R-squared M4 test: -0.5008314590703813
MSE M4 test: 5.299285713750461


### Summary of the results for all models:

In [134]:
# Model 1
print('Model 1:')
print(f"R-squared LR train: {r2_lr_train}")
print(f"MSE LR train: {mse_lr_train}")
print(f"R-squared LR test: {r2_lr_test}")
print(f"MSE LR test: {mse_lr_test}")

# Model 2
print('Model 2:')
print(f"R-squared M2 train: {r2_m2_train}")
print(f"MSE M2 train: {mse_m2_train}")
print(f"R-squared M2 test: {r2_m2_test}")
print(f"MSE M2 test: {mse_m2_test}")

# Model 3
print('Model 3:')
print(f"R-squared M3 train: {r2_m3_train}")
print(f"MSE M3 train: {mse_m3_train}")
print(f"R-squared M3 test: {r2_m3_test}")
print(f"MSE M3 test: {mse_m3_test}")

# Model 4
print('Model 4:')
print(f"R-squared M4 train: {r2_m4_train}")
print(f"MSE M4 train: {mse_m4_train}")
print(f"R-squared M4 test: {r2_m4_test}")
print(f"MSE M4 test: {mse_m4_test}")

Model 1:
R-squared LR train: 0.07830205703630577
MSE LR train: 3.574283999852102
R-squared LR test: -0.04094976975228426
MSE LR test: 3.981963329546853
Model 2:
R-squared M2 train: 0.12631810100435437
MSE M2 train: 3.46542928696957
R-squared M2 test: 0.034573418240980036
MSE M2 test: 3.393193946717903
Model 3:
R-squared M3 train: 0.11741729820068436
MSE M3 train: 3.280639661154502
R-squared M3 test: 0.16316247506340875
MSE M3 test: 3.5690112343454636
Model 4:
R-squared M4 train: 0.3354467327805236
MSE M4 train: 2.6066400653518564
R-squared M4 test: -0.5008314590703813
MSE M4 test: 5.299285713750461


* Are any of the models above underfitting the data? If so, which ones and how can you tell?
* Are any of thhe models above overfitting the data? If so, which ones and how can you tell?
* Which of the above models do you think fits the data best and why?

ANSWERS:

a. Model 1 has the lowest R-squared on trained data and negative on test, MSE is also high compared to some other model, hence underfits the data the most among others.

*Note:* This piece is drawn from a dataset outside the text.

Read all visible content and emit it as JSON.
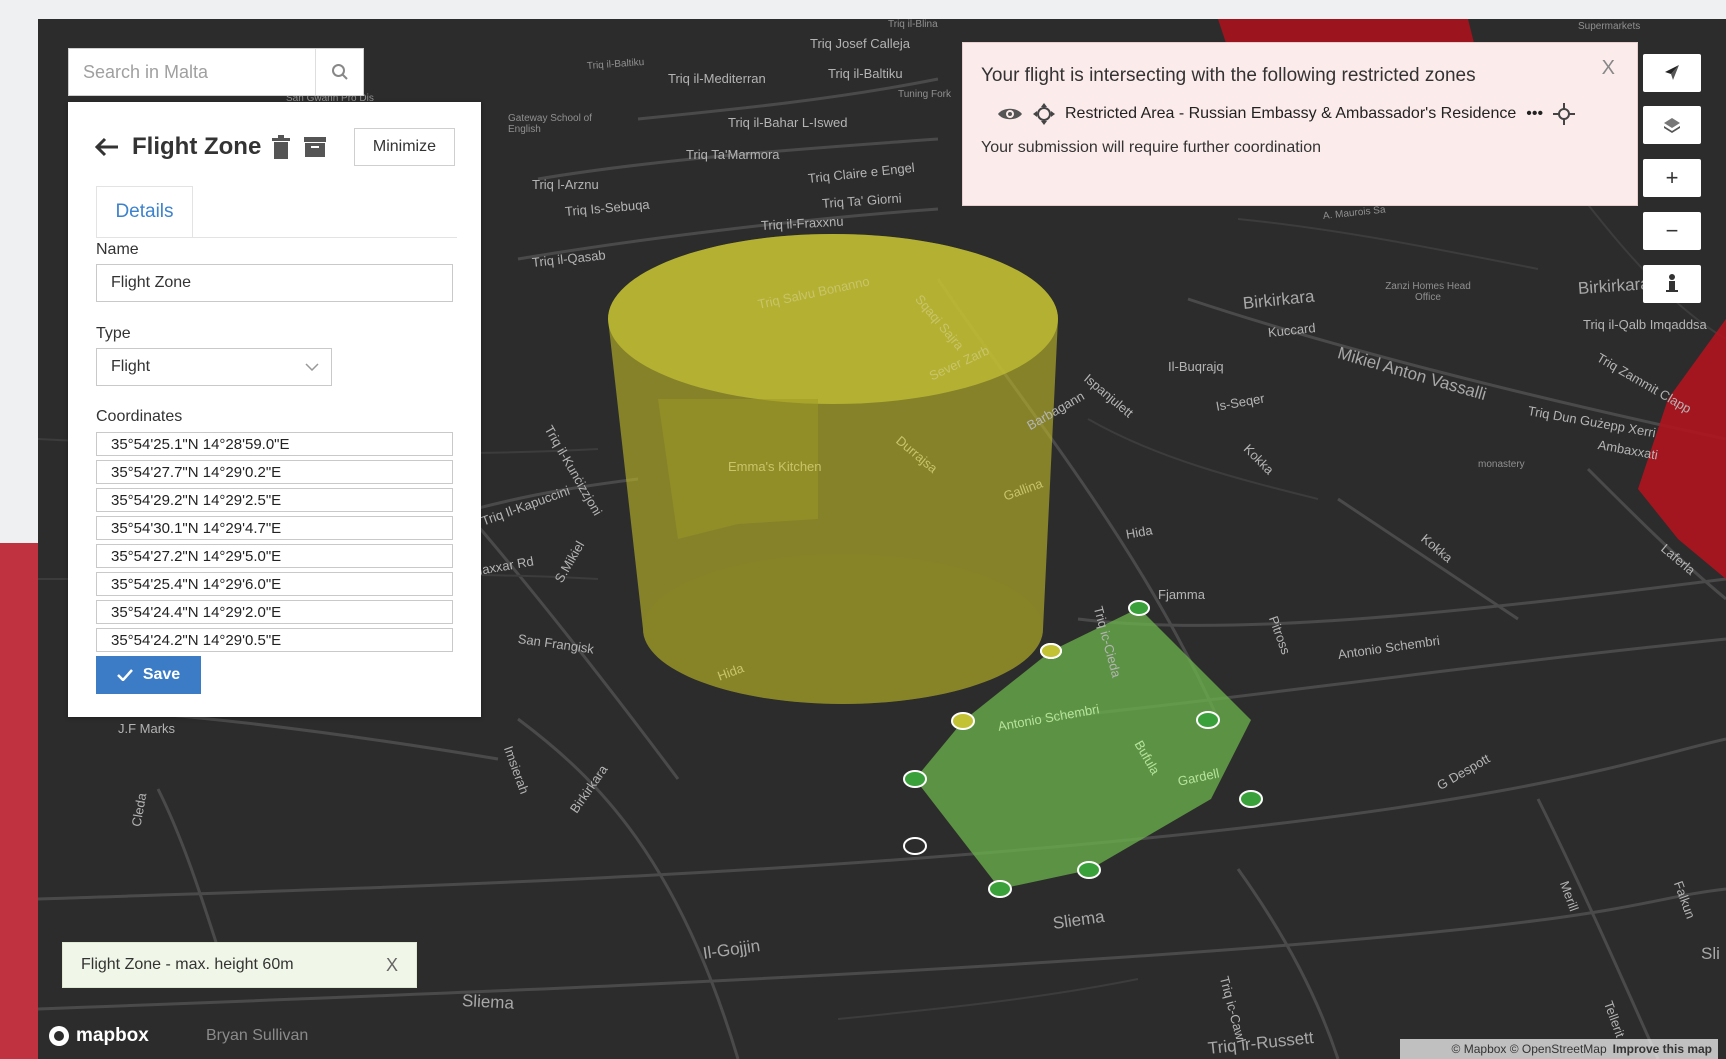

b. Model 4 with it's extensive predictor variable transformation (same variable multiple times) can be considered as overfitting with significant disrepancy between R-squared and MSE scores on the training vs test data.

c. Model 3 (Cubic) looks like a better overall choice, because it has the highest R-squared on test data, but also second lowest MSE on test data. Also the training R-squared and MSE are relatively close to the test metrics.